Innovation from South Africa
When we, Europeans, think about our healthcare system, there is no doubt that we picture it as being one of the most technically advanced in the world. However, quite strikingly, ten years after the release of the first smartphone, doctors are still struggling to make use of this technology when dealing with their patients.
During the summer of 2014, I assisted a doctor in the remote north of South Africa. Small operations after accidents or multiple skin problems linked to HIV/aids were part of the daily business. In this part of the world, patients are traveling far to see their physician. And usually after these small procedures, they never come back. After a while it made me wondering and I went to ask the doctor if people were managing everything by themselves. What he showed me then was very startling. He reached in his pocket and showed me how he was supporting his patients at home: WhatsApp. People would send him pictures and receive advices on what to do and not to do.

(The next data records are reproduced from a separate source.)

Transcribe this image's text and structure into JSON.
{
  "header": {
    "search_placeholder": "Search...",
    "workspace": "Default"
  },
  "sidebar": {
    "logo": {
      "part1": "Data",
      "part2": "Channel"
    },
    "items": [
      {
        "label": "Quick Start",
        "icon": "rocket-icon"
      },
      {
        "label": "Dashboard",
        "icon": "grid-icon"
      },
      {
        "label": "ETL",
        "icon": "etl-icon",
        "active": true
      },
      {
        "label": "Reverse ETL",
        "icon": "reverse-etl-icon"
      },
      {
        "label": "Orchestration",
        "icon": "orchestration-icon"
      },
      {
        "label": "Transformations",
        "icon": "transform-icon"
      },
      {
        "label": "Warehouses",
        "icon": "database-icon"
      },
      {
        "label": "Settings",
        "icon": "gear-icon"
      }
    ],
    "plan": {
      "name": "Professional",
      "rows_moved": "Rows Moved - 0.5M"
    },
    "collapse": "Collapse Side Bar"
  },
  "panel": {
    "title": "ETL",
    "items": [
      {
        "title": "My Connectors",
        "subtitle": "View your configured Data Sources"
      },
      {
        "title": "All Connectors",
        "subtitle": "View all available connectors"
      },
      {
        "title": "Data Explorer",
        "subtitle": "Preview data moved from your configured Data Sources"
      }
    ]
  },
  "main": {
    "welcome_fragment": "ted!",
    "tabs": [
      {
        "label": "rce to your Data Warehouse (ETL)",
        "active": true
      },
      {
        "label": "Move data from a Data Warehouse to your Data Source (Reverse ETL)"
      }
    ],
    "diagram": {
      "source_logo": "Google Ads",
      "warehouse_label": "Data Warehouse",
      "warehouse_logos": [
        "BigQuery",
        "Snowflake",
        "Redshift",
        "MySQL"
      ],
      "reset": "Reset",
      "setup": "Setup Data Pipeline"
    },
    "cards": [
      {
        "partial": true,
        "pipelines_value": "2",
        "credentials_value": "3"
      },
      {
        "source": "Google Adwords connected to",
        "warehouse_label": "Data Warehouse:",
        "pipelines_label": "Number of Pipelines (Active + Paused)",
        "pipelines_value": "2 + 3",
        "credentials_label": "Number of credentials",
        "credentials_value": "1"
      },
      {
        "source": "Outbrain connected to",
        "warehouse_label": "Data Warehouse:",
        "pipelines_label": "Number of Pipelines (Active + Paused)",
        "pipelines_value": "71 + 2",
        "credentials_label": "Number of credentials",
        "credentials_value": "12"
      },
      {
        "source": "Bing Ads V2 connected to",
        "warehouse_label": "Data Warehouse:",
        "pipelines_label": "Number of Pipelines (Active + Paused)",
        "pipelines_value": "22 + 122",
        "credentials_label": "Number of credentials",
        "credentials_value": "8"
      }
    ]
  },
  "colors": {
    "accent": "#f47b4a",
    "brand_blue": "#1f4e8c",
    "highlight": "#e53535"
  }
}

Every physician or intern knows that it’s often very simple questions that make patients feel insecure after visiting the clinic for a small surgery. Questions such as: when can I take a shower again? Can I go to my volleyball practice today ? Can I bike with this wound on my knee or should I take the bus to work ? Is it dangerous to swim ? My wound looks a bit greenish – is it infected ? Should I visit my GP ?
When thinking about using smartphones in Europe, you are confronted with two diverging trends :
1.The curse of having an advanced healthcare system is the myriad of regulations on safety standards, privacy, data protection and so on, which make the use of most mobile applications impossible.
2.There is an ever-growing community full of ideas, enthusiasm and spirit trying to push the boarders towards using mobile phones to support and empower patients – including ourselves. These inspiring innovators, doctors, lawyers and programmers take part in events like the recent “dutch hacking health” in order to give the final boost to bright ideas and turn them into a useful asset for our daily hospital life.
Coming back from South Arica, we formed a small team to develop an application to support people at home after surgical procedures. We called it PoliLink – Wound care.
PoliLink – Wound care is primary aimed at serving patients after small skin operations. Through this app, they could send pictures of their wound when they’re worried, get a swift feedback from their doctor, automatically get tailored notifications and advices depending on the nature of their wound, and maybe ultimately even get instructions to remove their sutures themselves. Besides feeling more secure, patients would then get the opportunity to manage their health at home, thereby saving a lot of time and energy.
So far, smartphones changed every aspect of our daily life. So why not the way we deal with our health?